1976 – VADDUKODDAI RESOLUTION
This constitution was adopted and imposed on the Tamil people without the consent of the Tamil people under the Prime Ministership of Srimavo Bandaranaike ( SLFP) on May 22, 1972.
Sri Lankan Government abolished, the only legal safeguard granting rights and protection to minorities entrenched in unalterable Article 29(2) of the Soulbury Constitution.
The country’s name was changed from Ceylon to Sri Lanka, and Buddhism was given the ‘foremost’ place among the country’s religions.
FORMATION OF TAMIL UNITED LIBERATION FRONT (TULF)
Almost all Tamil political parties, including Tamil Federal Party and Ceylon Tamil Congress, came together for the first time under a single banner – the Tamil United Liberation Front (TULF) on May 4, 1976. It was noted the reservations to its commitment to the setting up of a separated state of TAMIL EELAM expressed by the Ceylon Workers Congress as a Trade Union of the Plantation Workers, the majority of whom live and work outside the Northern and Eastern areas.

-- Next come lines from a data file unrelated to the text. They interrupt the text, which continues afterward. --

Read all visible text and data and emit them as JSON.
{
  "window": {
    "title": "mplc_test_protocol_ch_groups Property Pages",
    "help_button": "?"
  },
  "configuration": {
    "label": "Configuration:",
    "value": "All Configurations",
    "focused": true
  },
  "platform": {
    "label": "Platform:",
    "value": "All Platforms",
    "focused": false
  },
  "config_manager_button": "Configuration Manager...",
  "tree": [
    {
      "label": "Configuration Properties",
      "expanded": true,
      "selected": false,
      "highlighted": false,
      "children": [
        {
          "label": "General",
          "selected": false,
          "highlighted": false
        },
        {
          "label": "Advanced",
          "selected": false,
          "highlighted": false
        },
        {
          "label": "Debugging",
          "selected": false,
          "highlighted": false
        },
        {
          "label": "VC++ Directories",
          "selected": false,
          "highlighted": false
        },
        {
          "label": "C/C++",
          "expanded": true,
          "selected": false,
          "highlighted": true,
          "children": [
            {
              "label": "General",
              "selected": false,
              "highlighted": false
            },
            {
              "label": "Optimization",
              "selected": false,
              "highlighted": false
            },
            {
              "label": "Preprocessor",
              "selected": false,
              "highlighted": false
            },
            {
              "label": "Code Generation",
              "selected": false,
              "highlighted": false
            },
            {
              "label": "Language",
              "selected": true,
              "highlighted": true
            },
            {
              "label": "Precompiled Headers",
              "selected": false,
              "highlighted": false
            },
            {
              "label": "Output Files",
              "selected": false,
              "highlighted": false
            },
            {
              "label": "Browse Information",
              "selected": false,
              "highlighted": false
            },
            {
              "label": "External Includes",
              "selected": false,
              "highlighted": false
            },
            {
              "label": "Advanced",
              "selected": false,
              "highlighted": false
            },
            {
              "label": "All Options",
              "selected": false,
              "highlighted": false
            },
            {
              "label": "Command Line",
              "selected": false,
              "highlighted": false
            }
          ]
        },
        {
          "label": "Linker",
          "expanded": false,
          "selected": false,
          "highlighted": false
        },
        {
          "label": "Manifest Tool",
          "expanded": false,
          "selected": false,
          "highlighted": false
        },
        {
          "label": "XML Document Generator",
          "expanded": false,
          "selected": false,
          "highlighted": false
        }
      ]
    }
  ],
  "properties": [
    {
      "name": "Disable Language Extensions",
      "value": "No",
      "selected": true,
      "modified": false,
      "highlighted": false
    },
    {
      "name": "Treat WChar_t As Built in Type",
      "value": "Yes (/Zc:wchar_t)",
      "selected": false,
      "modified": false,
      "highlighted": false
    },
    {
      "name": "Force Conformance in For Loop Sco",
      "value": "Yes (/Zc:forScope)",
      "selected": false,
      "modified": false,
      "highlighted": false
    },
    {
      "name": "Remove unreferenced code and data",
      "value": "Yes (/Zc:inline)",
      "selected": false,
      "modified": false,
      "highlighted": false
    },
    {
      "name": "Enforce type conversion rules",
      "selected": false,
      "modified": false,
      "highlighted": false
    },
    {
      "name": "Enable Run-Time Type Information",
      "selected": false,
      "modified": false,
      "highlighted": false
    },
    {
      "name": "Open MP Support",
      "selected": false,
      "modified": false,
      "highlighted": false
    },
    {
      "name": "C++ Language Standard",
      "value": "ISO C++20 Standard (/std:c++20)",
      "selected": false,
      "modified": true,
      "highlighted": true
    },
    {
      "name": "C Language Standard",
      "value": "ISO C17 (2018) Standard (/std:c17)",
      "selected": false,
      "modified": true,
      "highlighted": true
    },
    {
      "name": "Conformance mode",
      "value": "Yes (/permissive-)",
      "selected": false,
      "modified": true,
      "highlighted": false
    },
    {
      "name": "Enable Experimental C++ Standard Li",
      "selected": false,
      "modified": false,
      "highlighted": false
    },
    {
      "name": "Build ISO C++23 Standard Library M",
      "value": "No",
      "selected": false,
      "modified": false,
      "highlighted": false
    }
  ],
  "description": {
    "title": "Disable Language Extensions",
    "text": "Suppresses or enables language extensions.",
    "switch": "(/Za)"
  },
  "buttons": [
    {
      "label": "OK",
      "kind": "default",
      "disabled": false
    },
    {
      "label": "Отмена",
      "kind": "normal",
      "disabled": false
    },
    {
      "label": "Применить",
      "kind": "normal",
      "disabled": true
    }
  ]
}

1976 – VADDUKODDAI RESOLUTION
TULF, youth, and other Tamil organizations participated in the Vaddukoddai conference on May 14, 1976. The Chairman, TULF, S J V Chelvanayakam, MP, unanimously adopted the resolution
“Restoration and reconstitution of the Free, Sovereign, Secular, Socialist State of TAMIL EELAM, based on the right of self – determination inherent to every nation, has become inevitable in order to safeguard the very existence of the Tamil Nation in this Country.”
Under the leadership of TULF, the Tamils overwhelmingly voted in the parliamentary election in 1977 to establish an independent and sovereign country called Tamil Eelam. This Parliamentary election was conducted by the Sri Lankan Government.